Saving the summer harvest: Pickling and preserving
The Museum's culinary archives contain not only recipes, but also a treasure trove of information on traditional preservation techniques!
Winter is the time to savour what we have carefully put away the rest of the year. In Quebec, where the cold season lasts more than one-third of the year, preserving food is a time-honoured skill. Though it would be practically impossible to list all the foods that can be preserved, let’s take a look at some of the possibilities!
PRESERVING SUMMER VEGETABLES FOR WINTER MEALS
While First Nations relied primarily on drying and curing, French colonists introduced their food preservation techniques in the 17th century. Since sterilization techniques had not yet been developed, sugar, salt, vinegar and alcohol were used to preserve food.
The Museum’s archival Recipes and Food Collection includes a few gems that explain this invaluable, age-old expertise, with some recipes dating back to the mid-18th century! One of my personal favourites is salted herbs. Herbs and vegetables set aside during the growing season are chopped into small pieces, put in an earthenware jar and then covered with coarse salt. This not only preserves them, it also creates the perfect condiment for soups and stews.
PUTTING VINEGAR TO GOOD USE
Vinegar has been a cooking staple since ancient times and can be used to pickle vegetables like beets, onions, cucumbers and other garden delicacies.
By the late 18th century, housewives were blanching and preserving a variety of fruits and vegetables to make pickles, ketchups and chutneys to complement the flavour of meats.

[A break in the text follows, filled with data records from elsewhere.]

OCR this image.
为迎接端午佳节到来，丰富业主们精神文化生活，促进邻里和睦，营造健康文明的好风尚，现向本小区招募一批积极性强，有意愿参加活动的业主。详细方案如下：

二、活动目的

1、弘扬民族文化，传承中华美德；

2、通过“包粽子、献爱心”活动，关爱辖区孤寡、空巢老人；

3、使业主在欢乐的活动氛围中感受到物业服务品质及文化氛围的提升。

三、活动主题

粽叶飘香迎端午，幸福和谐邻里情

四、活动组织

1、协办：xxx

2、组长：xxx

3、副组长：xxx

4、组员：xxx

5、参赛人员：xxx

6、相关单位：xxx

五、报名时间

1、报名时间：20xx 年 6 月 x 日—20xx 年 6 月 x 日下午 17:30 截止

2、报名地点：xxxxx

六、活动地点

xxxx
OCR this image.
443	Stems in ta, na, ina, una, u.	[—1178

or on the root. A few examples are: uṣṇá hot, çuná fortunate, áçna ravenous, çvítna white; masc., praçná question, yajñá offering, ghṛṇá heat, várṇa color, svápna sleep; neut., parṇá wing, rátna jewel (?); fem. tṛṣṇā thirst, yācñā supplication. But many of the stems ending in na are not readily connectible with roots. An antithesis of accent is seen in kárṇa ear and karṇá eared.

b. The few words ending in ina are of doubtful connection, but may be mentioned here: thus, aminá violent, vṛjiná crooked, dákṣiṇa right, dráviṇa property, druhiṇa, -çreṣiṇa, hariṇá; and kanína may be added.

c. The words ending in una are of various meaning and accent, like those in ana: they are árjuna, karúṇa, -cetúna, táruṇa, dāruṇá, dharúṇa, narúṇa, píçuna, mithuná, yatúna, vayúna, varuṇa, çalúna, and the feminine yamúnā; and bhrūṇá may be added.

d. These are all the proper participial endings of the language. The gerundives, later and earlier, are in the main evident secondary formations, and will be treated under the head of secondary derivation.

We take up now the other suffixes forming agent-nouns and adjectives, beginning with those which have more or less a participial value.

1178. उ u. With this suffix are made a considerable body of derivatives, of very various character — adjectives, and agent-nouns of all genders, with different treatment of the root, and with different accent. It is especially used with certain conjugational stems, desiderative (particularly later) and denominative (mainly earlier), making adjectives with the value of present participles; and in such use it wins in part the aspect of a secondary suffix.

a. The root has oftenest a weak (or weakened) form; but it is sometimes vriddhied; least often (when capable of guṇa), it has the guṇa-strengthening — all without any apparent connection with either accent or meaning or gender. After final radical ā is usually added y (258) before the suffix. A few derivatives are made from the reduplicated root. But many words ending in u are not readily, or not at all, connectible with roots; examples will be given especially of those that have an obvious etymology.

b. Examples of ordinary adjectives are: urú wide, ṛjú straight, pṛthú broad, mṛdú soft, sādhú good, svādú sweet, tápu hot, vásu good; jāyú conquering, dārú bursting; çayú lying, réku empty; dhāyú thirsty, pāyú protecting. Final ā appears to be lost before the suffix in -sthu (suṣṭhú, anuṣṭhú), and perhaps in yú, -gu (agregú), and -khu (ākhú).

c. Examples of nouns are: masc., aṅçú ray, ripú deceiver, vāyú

To this day, “cornichons” hold pride of place on many Quebec holiday tables!
THE CONVENIENCE OF CANS
At the turn of the 19th century, food preservation methods took a giant leap forward when Frenchman Nicolas Appert developed and perfected the technique of using heat to sterilize food in glass jars, meaning it could last even longer when properly preserved. Soon after, tin cans emerged as a better option, as they were less fragile and easier to transport than glass jars.
The food industry of course took advantage of this new technology, flooding the market with glass containers and tin cans containing fish, meat, fruit and vegetables, including baked beans, a traditional favourite of Quebecers. The wide availability of canned foods enabled housewives to save a lot of valuable time in the kitchen. The Museum’s archival Recipes and Food Collection also contains numerous recipes for preparing these tinned foods in an appetizing and nutritious manner.
REDISCOVERING THE ART OF PRESERVES
Abandoned during periods of food abundance, the practice of canning tends to reappear when resources are scarcer and more expensive. In the past 10 years, Quebecers have expressed an urge to reconnect with this culinary heritage that saves money and allays concerns over what goes into processed foods. In addition, it enables people to eat locally.
Why not consult these cookbooks and recipe booklets of yesteryear for some help in making your own preserves? This grape and pear jam, for example, looks delicious! Happy canning!